At first this woman thought that she simply couldn't keep going—that she was alone, afraid, and could never expect to be happy again. She had long been a student of Christian Science, however, and she knew that God is the eternal source of man's life. Therefore this life really couldn't be destroyed; nothing about man's real life could be lost—to her or to any member of her family. She was also deeply grateful to begin to recognize that God was, and had always been, the real mainstay of her family; and that, in a very real sense, He could be trusted to continue caring for their needs.
It was the most heartfelt prayer, of course, that led her to see these facts. Mere "chin up" human optimism would obviously have been too shallow at such a time. But now, as her thinking rested more and more on God's central importance in their lives, she found that a deep sense of peace and poise came to her. She said that she could feel the very tenderness and love of God present with them. And as she felt this, all of the anguish of loneliness and loss was removed.
It's important to realize that this experience required something of her—she had to reach out to God in an understanding way, with humble confidence in His presence, in His ability to illuminate what was seen by human perspective to be a dreary and joyless situation. She found it necessary to deny consistently the temptation to surrender her attention to self-pity and morbid dejection. She said she had to pray to God wholeheartedly, with the spirit of the Psalmist, "Restore unto me the joy of thy salvation; and uphold me with thy free spirit." Ps. 51:12. As she was willing to do this—to let God guide her into a fuller understanding of His presence—she learned that she had God-given reason to accept "the garment of praise for the spirit of heaviness." Isa. 61:3.

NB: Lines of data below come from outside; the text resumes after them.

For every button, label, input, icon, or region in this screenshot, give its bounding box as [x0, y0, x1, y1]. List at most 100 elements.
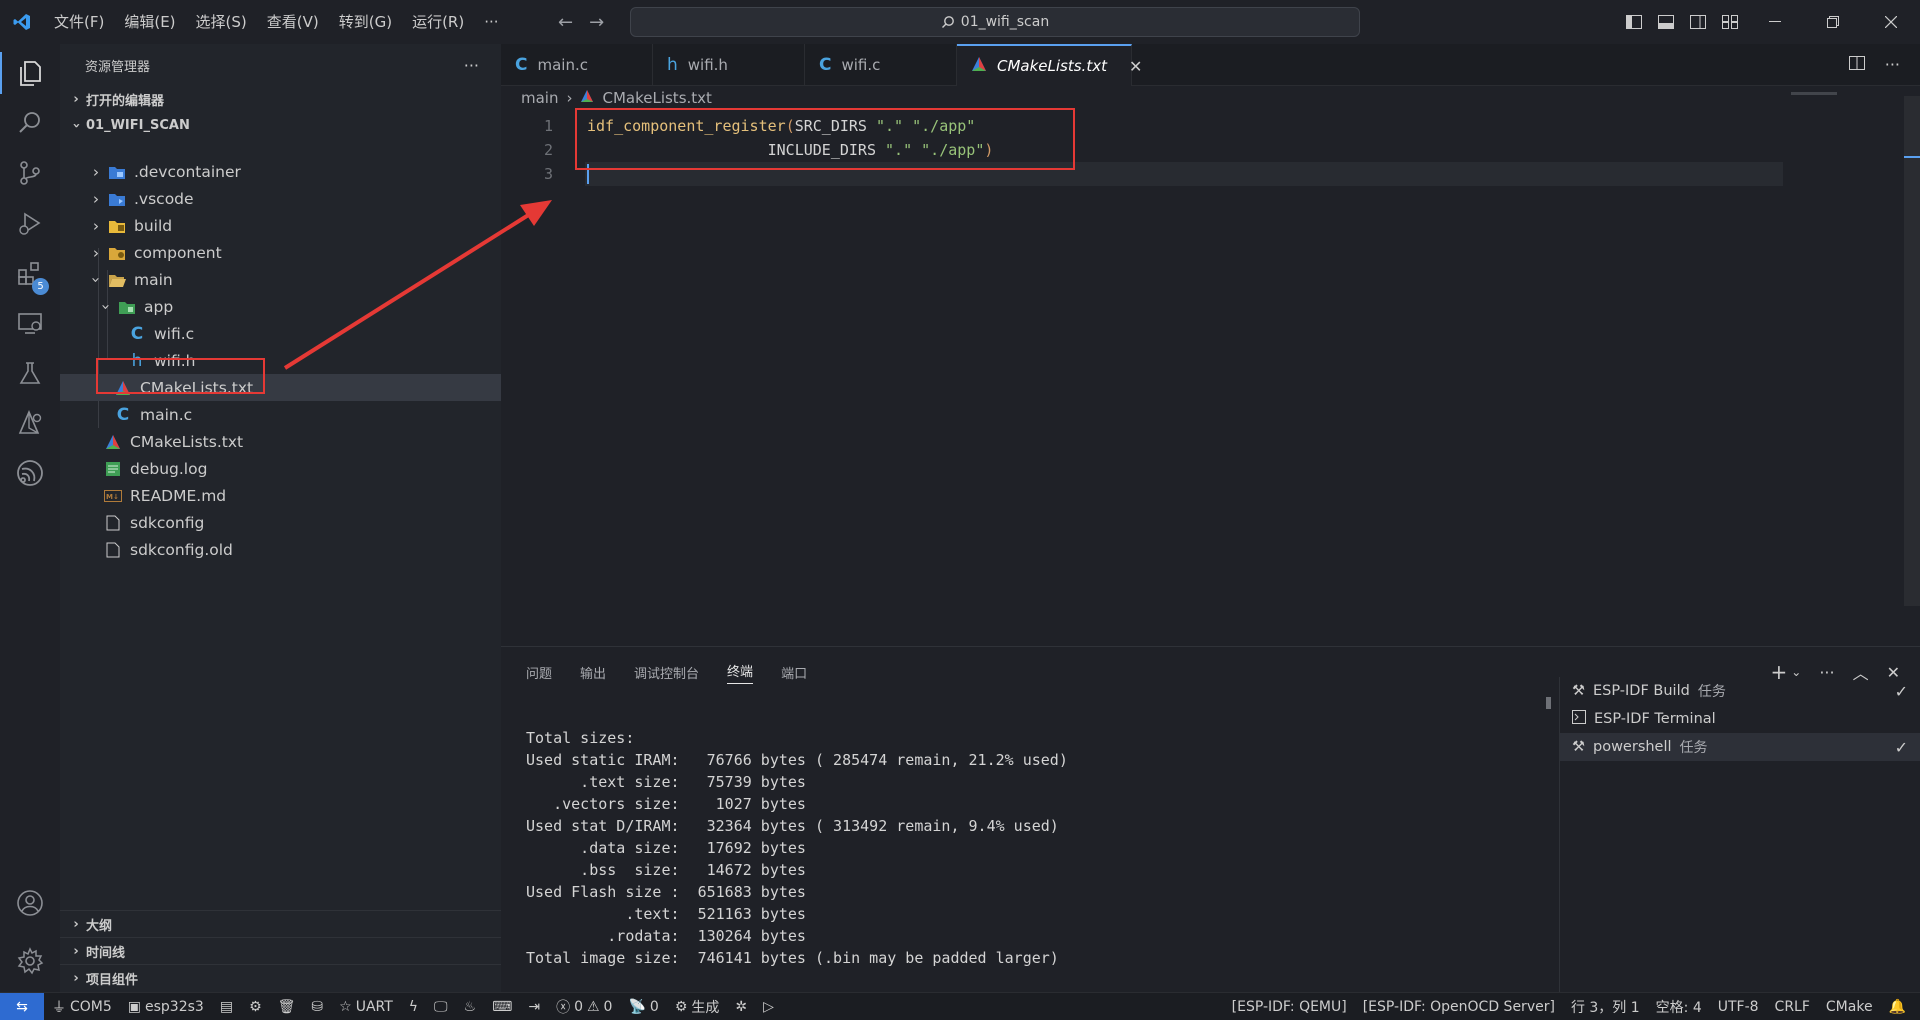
component-folder-icon	[106, 243, 128, 263]
encoding-item[interactable]: UTF-8	[1710, 993, 1767, 1020]
notifications-bell-icon[interactable]: 🔔	[1881, 993, 1920, 1020]
clean-button[interactable]: 🗑	[270, 993, 304, 1020]
timeline-section[interactable]: › 时间线	[60, 937, 501, 964]
terminal-item-esp-idf-terminal[interactable]: ESP-IDF Terminal	[1560, 705, 1920, 733]
terminal-button[interactable]: ⌨	[484, 993, 520, 1020]
build-item[interactable]: ⚙ 生成	[667, 993, 728, 1020]
tree-item-app[interactable]: › app	[60, 293, 501, 320]
tab-output[interactable]: 输出	[580, 663, 606, 682]
tree-item-main-c[interactable]: C main.c	[60, 401, 501, 428]
tab-ports[interactable]: 端口	[781, 663, 807, 682]
tab-cmakelists[interactable]: CMakeLists.txt ✕	[957, 44, 1142, 86]
tree-item-debug-log[interactable]: debug.log	[60, 455, 501, 482]
more-actions-icon[interactable]: ···	[1885, 55, 1900, 74]
target-label: esp32s3	[145, 998, 204, 1015]
cursor-position-item[interactable]: 行 3，列 1	[1563, 993, 1648, 1020]
terminal-scrollbar[interactable]	[1546, 697, 1551, 709]
tree-item-sdkconfig-old[interactable]: sdkconfig.old	[60, 536, 501, 563]
terminal-name: ESP-IDF Terminal	[1594, 711, 1716, 727]
command-center-search[interactable]: 01_wifi_scan	[630, 7, 1360, 37]
tree-item-vscode[interactable]: › .vscode	[60, 185, 501, 212]
launch-button[interactable]: ▷	[755, 993, 782, 1020]
esp-idf-icon[interactable]	[0, 448, 60, 498]
menu-go[interactable]: 转到(G)	[329, 0, 402, 44]
serial-port-item[interactable]: ⏚ COM5	[44, 993, 120, 1020]
toggle-panel-icon[interactable]	[1650, 0, 1682, 44]
editor-area: C main.c h wifi.h C wifi.c CMakeLists.tx…	[501, 44, 1920, 646]
tree-item-root-cmakelists[interactable]: CMakeLists.txt	[60, 428, 501, 455]
open-editors-section[interactable]: › 打开的编辑器	[60, 86, 501, 112]
tab-terminal[interactable]: 终端	[727, 661, 754, 684]
flash-method-item[interactable]: ☆ UART	[331, 993, 401, 1020]
toggle-secondary-sidebar-icon[interactable]	[1682, 0, 1714, 44]
run-task-button[interactable]: ⇥	[520, 993, 548, 1020]
menu-file[interactable]: 文件(F)	[44, 0, 114, 44]
menu-run[interactable]: 运行(R)	[402, 0, 474, 44]
minimize-icon[interactable]	[1746, 0, 1804, 44]
tab-wifi-c[interactable]: C wifi.c	[805, 44, 957, 86]
remote-explorer-icon[interactable]	[0, 298, 60, 348]
run-debug-icon[interactable]	[0, 198, 60, 248]
close-window-icon[interactable]	[1862, 0, 1920, 44]
search-view-icon[interactable]	[0, 98, 60, 148]
explorer-icon[interactable]	[0, 48, 60, 98]
qemu-item[interactable]: [ESP-IDF: QEMU]	[1224, 993, 1355, 1020]
tab-main-c[interactable]: C main.c	[501, 44, 653, 86]
debug-button[interactable]: ✲	[727, 993, 755, 1020]
project-components-section[interactable]: › 项目组件	[60, 964, 501, 991]
tree-item-sdkconfig[interactable]: sdkconfig	[60, 509, 501, 536]
toggle-primary-sidebar-icon[interactable]	[1618, 0, 1650, 44]
cmake-tools-icon[interactable]	[0, 398, 60, 448]
problems-item[interactable]: ⓧ 0 ⚠ 0	[548, 993, 620, 1020]
settings-button[interactable]: ⚙	[241, 993, 270, 1020]
more-actions-icon[interactable]: ···	[464, 56, 479, 75]
customize-layout-icon[interactable]	[1714, 0, 1746, 44]
tree-item-devcontainer[interactable]: › .devcontainer	[60, 158, 501, 185]
language-item[interactable]: CMake	[1818, 993, 1881, 1020]
build-flash-monitor-button[interactable]: ♨	[456, 993, 485, 1020]
target-item[interactable]: ▣ esp32s3	[120, 993, 212, 1020]
split-editor-icon[interactable]	[1848, 55, 1865, 74]
tree-item-component[interactable]: › component	[60, 239, 501, 266]
minimap[interactable]	[1791, 92, 1837, 95]
breadcrumb-folder[interactable]: main	[521, 89, 558, 107]
editor-scrollbar[interactable]	[1904, 96, 1920, 606]
tree-item-main[interactable]: › main	[60, 266, 501, 293]
back-arrow-icon[interactable]: ←	[558, 12, 573, 33]
bottom-panel: 问题 输出 调试控制台 终端 端口 + ⌄ ··· ︿ ✕ Total size…	[501, 646, 1920, 993]
terminal-item-esp-idf-build[interactable]: ⚒ ESP-IDF Build 任务 ✓	[1560, 677, 1920, 705]
forward-arrow-icon[interactable]: →	[589, 12, 604, 33]
monitor-button[interactable]: 🖵	[426, 993, 456, 1020]
database-button[interactable]: ⛁	[303, 993, 331, 1020]
testing-icon[interactable]	[0, 348, 60, 398]
menu-edit[interactable]: 编辑(E)	[114, 0, 185, 44]
restore-icon[interactable]	[1804, 0, 1862, 44]
outline-section[interactable]: › 大纲	[60, 910, 501, 937]
manage-gear-icon[interactable]	[0, 936, 60, 986]
terminal-item-powershell[interactable]: ⚒ powershell 任务 ✓	[1560, 733, 1920, 761]
accounts-icon[interactable]	[0, 878, 60, 928]
terminal-output[interactable]: Total sizes: Used static IRAM: 76766 byt…	[526, 727, 1526, 969]
ports-item[interactable]: 📡 0	[620, 993, 666, 1020]
terminal-list: ⚒ ESP-IDF Build 任务 ✓ ESP-IDF Terminal ⚒ …	[1559, 677, 1920, 993]
folder-button[interactable]: ▤	[212, 993, 241, 1020]
extensions-icon[interactable]: 5	[0, 248, 60, 298]
openocd-item[interactable]: [ESP-IDF: OpenOCD Server]	[1355, 993, 1563, 1020]
tab-wifi-h[interactable]: h wifi.h	[653, 44, 805, 86]
tree-item-build[interactable]: › build	[60, 212, 501, 239]
flash-button[interactable]: ϟ	[401, 993, 426, 1020]
menu-selection[interactable]: 选择(S)	[186, 0, 257, 44]
tab-problems[interactable]: 问题	[526, 663, 552, 682]
remote-indicator-icon[interactable]: ⇆	[0, 992, 44, 1020]
indentation-item[interactable]: 空格: 4	[1648, 993, 1710, 1020]
source-control-icon[interactable]	[0, 148, 60, 198]
tab-debug-console[interactable]: 调试控制台	[634, 663, 699, 682]
menu-view[interactable]: 查看(V)	[257, 0, 329, 44]
close-icon[interactable]: ✕	[1129, 57, 1142, 76]
tree-item-wifi-c[interactable]: C wifi.c	[60, 320, 501, 347]
breadcrumb-file[interactable]: CMakeLists.txt	[602, 89, 711, 107]
tree-item-readme[interactable]: M↓ README.md	[60, 482, 501, 509]
workspace-section[interactable]: › 01_WIFI_SCAN	[60, 112, 501, 138]
eol-item[interactable]: CRLF	[1767, 993, 1818, 1020]
menu-more[interactable]: ···	[474, 0, 508, 44]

Well, to complete this woman's account, even at that point there was still very little that seemed promising humanly. But we can't forget that a deep and living awareness of a relationship to God was at work in that family. And very quickly they began to see the practical outcome of this awareness. All of the many details that the wife had to attend to were worked out properly, without the burden of emotional distress. Now she began to find that whatever was needed—information, new transactions, arrangements of all sorts—was always right at hand. She looked to God as the source of her ability, an ability to undertake a number of detailed activities that had never before fallen to her. She looked to God as the source of supply, a supply that in earlier times she had rather casually assumed resulted from her husband's efforts and income. She looked to God as the source of happiness for herself and her sons. And she found each of these needed things right there at that source.
These two experiences offer to us hints of the profound blessings available in discovering the spiritual answers to loneliness. The answers that these individuals found in the teachings of the Comforter, divine Science, so rightly called by Mrs. Eddy, See Science and Health 55:27-29 . went beyond merely removing the loneliness of the particular situation. For each person learned something more of man's relationship to God. And by learning that joy and poise, freedom and usefulness, have their source in God, they found these characteristics to be unchanging and available.